Most people in the United States, if they have mental images of the American Virgin Islands at all, are likely to associate them with sun and sandy beaches, warm water for swimming and pan-Caribbean music. The people who actually live there, if they appear at all, would only be in the background. If for no other reason, Tiphanie
Yanique’s first novel, “Land of Love and Drowning,” is a useful corrective to those images.
The novel follows the family of ship captain Owen Arthur Bradshaw from 1917, when the U.S. bought the islands from Denmark, through World War II, when young soldiers from the islands were exposed en masse to U.S. racism, into the 1960s, as the developing tourist industry became the islands’ major source of income. A constant theme is what it meant for the islanders, with their own culture and history, to become “Americans,” but the social history generally rests lightly on the story; the plot focuses on identity, relationships and myth.
The story centers around Captain Bradshaw’s two daughters, Eeona and Anette, and Anette’s three children Ronalda, Frank and Eve Youme. Eeona, a stunning beauty, has an incestuous relationship with her father from the time she is a child; her impending marriage sends him into a tailspin that ends up with him wrecking his ship and drowning. She never marries but upholds a kind of upper-class snobbery in spite of the poverty that follows. Her beauty turns out to be a handicap — most of the island men don’t want to marry her because other men will always be after her; and the only man who comes close keeps her hidden away until she leaves him.
Anette, who is an infant when her father dies, grows up to be an historian, embracing the islands’ history and dialect. She has a mythic link with her mother’s natal island of Anegada (which means “drowned”), where the people are related to the mythic Duende, mer-type people with backward — turned feet. Anette’s second husband (she divorces the first one) has very dark skin, which in the islands’ social structure means he is lower class than the lighter-skinned families.
Though Anette marries twice, the love of her life, who fathered one of her children, is Jacob Esau McKenzie. In a well-kept secret, he is her half-brother by the captain. As a result of this inadvertent incest, or possibly Anette’s mythic descent, Eve Youme has feet that can turn forwards or backwards like the Duende.
The various threads and themes of the book twist together uneasily. Jacob Esau is possibly the most difficult to understand — as a soldier at a base in New Orleans during World War II, he organizes an armed protest against restaurant segregation that gets him prison and an undesirable discharge; but he lacks the courage to marry Anette against his mother’s wishes and ends up becoming a respectable and rather conservative doctor. When his daughter’s actions inspire a successful movement to reclaim the most important public spaces, the islands’ beaches, from the tourists and white Americans, he stays aloof. It’s not just Jacob who is puzzling, however; most of the main characters make decisions that sometimes puzzle even themselves.

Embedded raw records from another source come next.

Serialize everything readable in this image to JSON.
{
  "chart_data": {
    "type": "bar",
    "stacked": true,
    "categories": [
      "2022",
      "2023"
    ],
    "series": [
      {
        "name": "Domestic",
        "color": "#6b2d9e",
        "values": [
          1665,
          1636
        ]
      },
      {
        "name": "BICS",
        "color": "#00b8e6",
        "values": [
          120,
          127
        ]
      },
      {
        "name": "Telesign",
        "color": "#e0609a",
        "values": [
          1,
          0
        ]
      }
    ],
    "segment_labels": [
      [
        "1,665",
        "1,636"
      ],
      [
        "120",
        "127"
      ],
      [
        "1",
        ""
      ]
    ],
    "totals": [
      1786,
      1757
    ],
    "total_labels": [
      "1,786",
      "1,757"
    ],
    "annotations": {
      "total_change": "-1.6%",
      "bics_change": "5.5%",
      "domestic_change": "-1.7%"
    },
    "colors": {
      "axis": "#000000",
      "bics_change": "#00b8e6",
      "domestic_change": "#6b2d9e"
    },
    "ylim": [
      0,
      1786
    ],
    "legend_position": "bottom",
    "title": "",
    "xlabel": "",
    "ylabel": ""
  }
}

Despite interesting episodes and an effective portrayal of the islands’ culture, the story’s threads never seem to come together and resolve well as a novel. In part, this may be the result of issues never addressed. For example, the culture of the islands at the time of transfer to U.S. ownership is portrayed as self-sufficient, insular and fundamentally innocent. No mention is made of the fact that the Africans in the islanders’ ancestry were slaves on sugar plantations only seventy years earlier; slavery, in fact, is not mentioned in the book. Similarly, Owen Arthur’s incest with Eeona is treated completely matter-of-factly; Owen recognizes that it is “wrong,” but his daughter, at least, never seems to regret or feel damaged by it.
If there’s a central theme to the novel, it’s that the islanders need to hold on to their pasts and their culture in the face of Americanization. Eve Youme’s backward-turning feet, both the possible result of incest and a mythic symbol of the islands’ culture, thus become something to be accepted and honored. Eve tells her father when he wants to send her away to be cured: “Dr. McKenzie … don’t you think that, in a way, it is beautiful? Worth holding on to?”
“Eve. My first child. I don’t believe that this thing is of God.”
“And so? It’s of me.”
Yanique brings some of these threads together at the end, when Eeona visits Anegada in a chapter that contains some of the finest writing in the book: “Who the lobsterman looked like was her mother. … Those were Antoinette’s eyes. That was Antoinette’s mouth whispering her name. … Was everyone related in these Virgin Islands? Was that the strange secret to freedom and belonging? Eeona had never wanted, really, to be anything but her father’s daughter.” She adds, “And she’d never really considered what this might really mean.”